The Best Bad Movies of All Time


As the ringleader of a bad-movie club that’s met for years–bonded together in horror–I’ve sat through literally hundreds of so-bad-they’re-great flicks that are as perversely entertaining as fiery car pileups. In the modern age, such dazzling stinkers as Showgirls, Glitter, Basic Instinct 2, and The Hottie and the Nottie have earned their place alongside more seasoned abominations like Boom (with Liz and Dick massacring Tennessee Williams in nice outfits) and Lost Horizon (the leaden musical with various Oscar winners Himalayin’ a bomb). But for me and some of my club, the all-time best/worst of the bunch are:

(1) Valley of the Dolls (1967). The flashy adaptation of Jackie Susan’s novel about three starlets on different colored pills, this one has crazy fashions, wacky music, and zippy dialogue like “That little whore makes me feel nine feet tall!” Come to think about it, there’s nothing really wrong with this movie at all.

(2) Walk on the Wild Side (1962). Picture Jane Fonda as a prostie named Kitty Twist, Capucine as a sculptor slash whore who’s possessed by madam Barbara Stanwyck (who occasionally remembers she has an amputee husband on a roller), and…Oh, you get the picture. Get THIS picture.

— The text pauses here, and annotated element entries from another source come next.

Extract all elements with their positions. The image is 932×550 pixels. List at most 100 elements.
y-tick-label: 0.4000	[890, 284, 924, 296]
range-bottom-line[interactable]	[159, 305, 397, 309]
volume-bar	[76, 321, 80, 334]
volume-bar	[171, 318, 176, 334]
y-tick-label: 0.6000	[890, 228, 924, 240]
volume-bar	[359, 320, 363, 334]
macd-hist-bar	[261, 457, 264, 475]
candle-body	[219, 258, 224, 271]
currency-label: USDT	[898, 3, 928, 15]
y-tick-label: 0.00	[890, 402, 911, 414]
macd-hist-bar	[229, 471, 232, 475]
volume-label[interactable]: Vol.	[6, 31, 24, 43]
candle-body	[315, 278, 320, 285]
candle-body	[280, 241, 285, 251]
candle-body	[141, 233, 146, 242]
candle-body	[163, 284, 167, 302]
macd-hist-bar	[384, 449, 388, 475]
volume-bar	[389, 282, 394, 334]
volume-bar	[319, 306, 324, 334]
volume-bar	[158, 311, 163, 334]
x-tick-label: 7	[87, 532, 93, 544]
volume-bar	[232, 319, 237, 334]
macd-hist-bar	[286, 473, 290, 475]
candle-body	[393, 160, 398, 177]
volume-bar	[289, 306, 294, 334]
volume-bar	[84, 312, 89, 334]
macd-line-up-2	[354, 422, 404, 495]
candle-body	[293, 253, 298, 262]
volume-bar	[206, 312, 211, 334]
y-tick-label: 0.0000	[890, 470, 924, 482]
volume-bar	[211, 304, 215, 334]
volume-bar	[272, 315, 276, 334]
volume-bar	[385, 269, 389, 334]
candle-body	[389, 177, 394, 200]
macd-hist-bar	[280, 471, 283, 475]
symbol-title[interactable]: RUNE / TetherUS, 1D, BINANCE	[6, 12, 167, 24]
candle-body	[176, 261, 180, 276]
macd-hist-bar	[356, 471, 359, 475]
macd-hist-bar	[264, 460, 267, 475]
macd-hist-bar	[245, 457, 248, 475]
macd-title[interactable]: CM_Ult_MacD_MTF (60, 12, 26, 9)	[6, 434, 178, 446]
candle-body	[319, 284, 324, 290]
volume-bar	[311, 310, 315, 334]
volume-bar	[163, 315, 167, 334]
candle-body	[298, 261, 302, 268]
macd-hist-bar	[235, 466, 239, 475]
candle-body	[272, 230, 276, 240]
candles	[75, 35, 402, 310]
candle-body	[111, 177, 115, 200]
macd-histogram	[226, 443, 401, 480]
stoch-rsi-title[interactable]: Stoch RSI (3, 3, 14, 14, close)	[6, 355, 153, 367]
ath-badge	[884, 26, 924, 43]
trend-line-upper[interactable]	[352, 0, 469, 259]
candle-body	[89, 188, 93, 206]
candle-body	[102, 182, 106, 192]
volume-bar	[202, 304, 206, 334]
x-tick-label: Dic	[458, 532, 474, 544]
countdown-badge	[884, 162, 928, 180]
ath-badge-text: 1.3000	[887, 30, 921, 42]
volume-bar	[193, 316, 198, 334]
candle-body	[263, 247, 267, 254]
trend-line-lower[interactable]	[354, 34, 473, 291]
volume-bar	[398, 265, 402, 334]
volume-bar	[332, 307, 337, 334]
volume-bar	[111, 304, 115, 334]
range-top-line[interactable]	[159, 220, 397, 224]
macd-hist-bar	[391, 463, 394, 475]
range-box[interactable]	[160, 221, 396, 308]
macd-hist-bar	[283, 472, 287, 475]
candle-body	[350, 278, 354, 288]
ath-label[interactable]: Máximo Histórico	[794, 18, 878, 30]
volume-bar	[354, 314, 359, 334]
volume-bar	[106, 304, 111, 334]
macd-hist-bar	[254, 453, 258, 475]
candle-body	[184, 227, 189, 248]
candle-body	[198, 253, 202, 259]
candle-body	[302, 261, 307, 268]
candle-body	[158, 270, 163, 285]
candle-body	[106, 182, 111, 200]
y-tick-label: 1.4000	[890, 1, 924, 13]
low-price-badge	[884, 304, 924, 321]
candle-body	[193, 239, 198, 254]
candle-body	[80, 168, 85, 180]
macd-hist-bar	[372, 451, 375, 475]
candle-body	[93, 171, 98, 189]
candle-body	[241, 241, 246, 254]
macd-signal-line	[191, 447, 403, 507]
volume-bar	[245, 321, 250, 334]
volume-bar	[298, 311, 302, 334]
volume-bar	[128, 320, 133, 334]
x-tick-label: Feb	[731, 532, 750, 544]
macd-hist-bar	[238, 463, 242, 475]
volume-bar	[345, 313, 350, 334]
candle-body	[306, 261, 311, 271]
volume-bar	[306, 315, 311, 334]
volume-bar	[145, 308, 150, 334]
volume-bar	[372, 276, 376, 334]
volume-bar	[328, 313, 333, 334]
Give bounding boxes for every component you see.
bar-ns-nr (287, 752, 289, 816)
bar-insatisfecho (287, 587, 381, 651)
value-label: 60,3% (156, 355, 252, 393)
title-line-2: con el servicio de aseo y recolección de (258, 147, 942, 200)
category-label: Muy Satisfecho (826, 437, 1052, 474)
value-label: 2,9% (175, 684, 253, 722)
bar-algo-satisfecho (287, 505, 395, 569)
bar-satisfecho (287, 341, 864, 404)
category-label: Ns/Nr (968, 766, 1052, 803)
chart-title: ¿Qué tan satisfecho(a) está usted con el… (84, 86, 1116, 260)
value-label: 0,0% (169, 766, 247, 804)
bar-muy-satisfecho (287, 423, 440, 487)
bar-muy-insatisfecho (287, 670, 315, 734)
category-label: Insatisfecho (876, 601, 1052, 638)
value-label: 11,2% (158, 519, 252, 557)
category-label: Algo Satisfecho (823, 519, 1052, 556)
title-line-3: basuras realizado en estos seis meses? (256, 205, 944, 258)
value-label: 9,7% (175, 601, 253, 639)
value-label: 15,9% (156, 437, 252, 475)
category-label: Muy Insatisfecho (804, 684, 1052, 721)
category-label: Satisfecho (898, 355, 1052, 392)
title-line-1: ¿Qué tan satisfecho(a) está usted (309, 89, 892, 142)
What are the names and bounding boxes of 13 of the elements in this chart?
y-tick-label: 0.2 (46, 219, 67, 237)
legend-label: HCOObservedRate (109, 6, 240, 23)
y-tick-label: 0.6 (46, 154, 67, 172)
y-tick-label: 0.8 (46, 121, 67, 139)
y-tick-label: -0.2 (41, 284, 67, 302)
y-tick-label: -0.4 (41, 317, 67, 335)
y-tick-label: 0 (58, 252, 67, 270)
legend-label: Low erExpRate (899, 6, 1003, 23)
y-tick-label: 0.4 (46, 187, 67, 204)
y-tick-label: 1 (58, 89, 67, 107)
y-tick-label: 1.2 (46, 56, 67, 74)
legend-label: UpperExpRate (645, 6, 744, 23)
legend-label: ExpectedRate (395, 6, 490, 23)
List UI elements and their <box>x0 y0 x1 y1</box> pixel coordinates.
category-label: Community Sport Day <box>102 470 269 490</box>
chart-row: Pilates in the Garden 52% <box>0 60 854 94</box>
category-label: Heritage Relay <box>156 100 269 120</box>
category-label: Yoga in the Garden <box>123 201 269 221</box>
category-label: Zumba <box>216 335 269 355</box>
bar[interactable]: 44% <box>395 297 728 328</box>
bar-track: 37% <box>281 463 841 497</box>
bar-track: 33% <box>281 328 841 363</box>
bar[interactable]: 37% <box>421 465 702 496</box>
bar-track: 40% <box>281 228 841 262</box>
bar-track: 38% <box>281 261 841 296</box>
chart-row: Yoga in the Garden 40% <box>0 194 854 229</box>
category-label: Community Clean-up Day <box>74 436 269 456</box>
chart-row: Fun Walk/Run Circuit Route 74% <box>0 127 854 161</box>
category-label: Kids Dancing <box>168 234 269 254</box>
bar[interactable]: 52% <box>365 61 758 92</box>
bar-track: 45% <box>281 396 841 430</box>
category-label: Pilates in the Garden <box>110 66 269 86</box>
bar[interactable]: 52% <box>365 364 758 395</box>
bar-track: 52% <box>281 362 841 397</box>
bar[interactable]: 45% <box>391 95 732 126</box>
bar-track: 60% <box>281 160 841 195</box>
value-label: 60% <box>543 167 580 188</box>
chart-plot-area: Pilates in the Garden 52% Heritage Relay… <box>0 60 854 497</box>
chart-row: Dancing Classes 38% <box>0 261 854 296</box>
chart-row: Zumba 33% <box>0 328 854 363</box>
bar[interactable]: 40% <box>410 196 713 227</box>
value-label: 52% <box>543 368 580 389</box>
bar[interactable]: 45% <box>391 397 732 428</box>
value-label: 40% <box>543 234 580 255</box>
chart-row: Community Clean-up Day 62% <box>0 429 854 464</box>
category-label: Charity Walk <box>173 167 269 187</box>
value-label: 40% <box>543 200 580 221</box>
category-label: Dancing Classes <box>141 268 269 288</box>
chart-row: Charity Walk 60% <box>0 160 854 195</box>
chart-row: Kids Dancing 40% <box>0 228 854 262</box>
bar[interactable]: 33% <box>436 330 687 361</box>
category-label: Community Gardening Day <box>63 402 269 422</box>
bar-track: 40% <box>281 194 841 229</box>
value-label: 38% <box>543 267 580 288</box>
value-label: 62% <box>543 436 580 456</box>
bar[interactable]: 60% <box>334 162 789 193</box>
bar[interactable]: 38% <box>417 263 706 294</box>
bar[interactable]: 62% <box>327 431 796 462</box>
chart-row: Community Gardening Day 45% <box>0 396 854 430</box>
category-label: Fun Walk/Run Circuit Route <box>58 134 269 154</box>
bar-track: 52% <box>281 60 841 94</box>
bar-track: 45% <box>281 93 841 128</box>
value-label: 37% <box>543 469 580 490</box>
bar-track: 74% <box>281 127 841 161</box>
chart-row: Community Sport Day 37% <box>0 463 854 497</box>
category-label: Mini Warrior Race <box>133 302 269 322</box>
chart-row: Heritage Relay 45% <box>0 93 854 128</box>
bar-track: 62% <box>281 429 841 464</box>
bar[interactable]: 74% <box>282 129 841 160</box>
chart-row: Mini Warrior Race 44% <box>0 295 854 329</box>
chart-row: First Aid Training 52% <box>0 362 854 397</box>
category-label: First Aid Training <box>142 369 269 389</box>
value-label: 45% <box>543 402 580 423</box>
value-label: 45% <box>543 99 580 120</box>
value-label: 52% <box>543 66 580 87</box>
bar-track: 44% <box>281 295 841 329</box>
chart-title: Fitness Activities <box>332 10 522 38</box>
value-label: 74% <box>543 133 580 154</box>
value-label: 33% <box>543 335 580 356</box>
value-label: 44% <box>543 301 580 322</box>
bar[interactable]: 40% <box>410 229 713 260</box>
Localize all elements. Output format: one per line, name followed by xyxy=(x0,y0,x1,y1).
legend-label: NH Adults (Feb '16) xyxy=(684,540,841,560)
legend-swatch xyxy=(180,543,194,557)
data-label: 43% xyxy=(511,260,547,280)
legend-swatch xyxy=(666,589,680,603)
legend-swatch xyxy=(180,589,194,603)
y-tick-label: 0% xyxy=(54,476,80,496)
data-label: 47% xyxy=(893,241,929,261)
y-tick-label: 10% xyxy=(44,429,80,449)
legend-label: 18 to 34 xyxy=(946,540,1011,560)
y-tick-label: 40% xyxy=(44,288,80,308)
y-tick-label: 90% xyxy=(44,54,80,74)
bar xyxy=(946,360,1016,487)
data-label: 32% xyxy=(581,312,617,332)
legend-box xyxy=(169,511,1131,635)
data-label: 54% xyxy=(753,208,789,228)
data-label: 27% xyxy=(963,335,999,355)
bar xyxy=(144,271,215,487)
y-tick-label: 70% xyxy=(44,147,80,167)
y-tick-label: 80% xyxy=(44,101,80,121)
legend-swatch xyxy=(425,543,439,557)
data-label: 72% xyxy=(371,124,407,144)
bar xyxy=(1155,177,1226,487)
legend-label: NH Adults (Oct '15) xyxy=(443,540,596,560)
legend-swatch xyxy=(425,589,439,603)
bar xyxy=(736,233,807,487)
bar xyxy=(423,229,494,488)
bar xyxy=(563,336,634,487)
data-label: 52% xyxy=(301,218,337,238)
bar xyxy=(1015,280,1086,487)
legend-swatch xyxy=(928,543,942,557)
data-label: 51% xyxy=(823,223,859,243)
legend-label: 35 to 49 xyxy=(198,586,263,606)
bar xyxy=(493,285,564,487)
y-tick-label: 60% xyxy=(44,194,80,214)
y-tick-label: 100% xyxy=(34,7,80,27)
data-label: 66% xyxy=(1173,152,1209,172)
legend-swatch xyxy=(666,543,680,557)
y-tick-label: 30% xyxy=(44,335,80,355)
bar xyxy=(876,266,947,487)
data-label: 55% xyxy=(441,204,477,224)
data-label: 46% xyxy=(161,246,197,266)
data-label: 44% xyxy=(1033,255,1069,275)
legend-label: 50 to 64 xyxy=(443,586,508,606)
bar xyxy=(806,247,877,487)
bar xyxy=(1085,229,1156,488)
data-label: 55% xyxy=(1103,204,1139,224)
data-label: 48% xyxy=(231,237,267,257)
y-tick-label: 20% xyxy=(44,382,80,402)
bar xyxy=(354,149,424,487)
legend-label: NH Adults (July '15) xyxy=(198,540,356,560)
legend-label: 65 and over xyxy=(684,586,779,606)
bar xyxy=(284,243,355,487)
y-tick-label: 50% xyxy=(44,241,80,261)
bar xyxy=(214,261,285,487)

(3) The Manitou (1978). As I recall it, Susan Strasberg gets pregnant on the back of her neck with the reincarnation of a 400-year-old Native American medicine man. Tony Curtis and Burgess Meredith stop by to take care of the baby.

(4) And speaking of that, there’s The Baby (1973), in which Ruth Roman’s adult son is an arrested child who gurgles and wets himself while becoming quite the object of desire. Social worker Anjanette Comer tries to steal the “kid” away from his crib because her husband was infantilized in an accident and needs a playmate. I’m not making this shit up.

And finally…

(5) The Room (2003). When Tommy Wiseau‘s sordid melodrama of romantic betrayal came out, audiences started hooting and hollering, so the dirty mess was rereleased as “a dark comedy.” And it is–but don’t laugh too hard or you’ll miss some choice dialogue. (“Lisa, you’re tearing me apart!”) Wiseau, it turns out, is a triple threat–he can’t act, write, or direct. As a result, he’s totally my hero.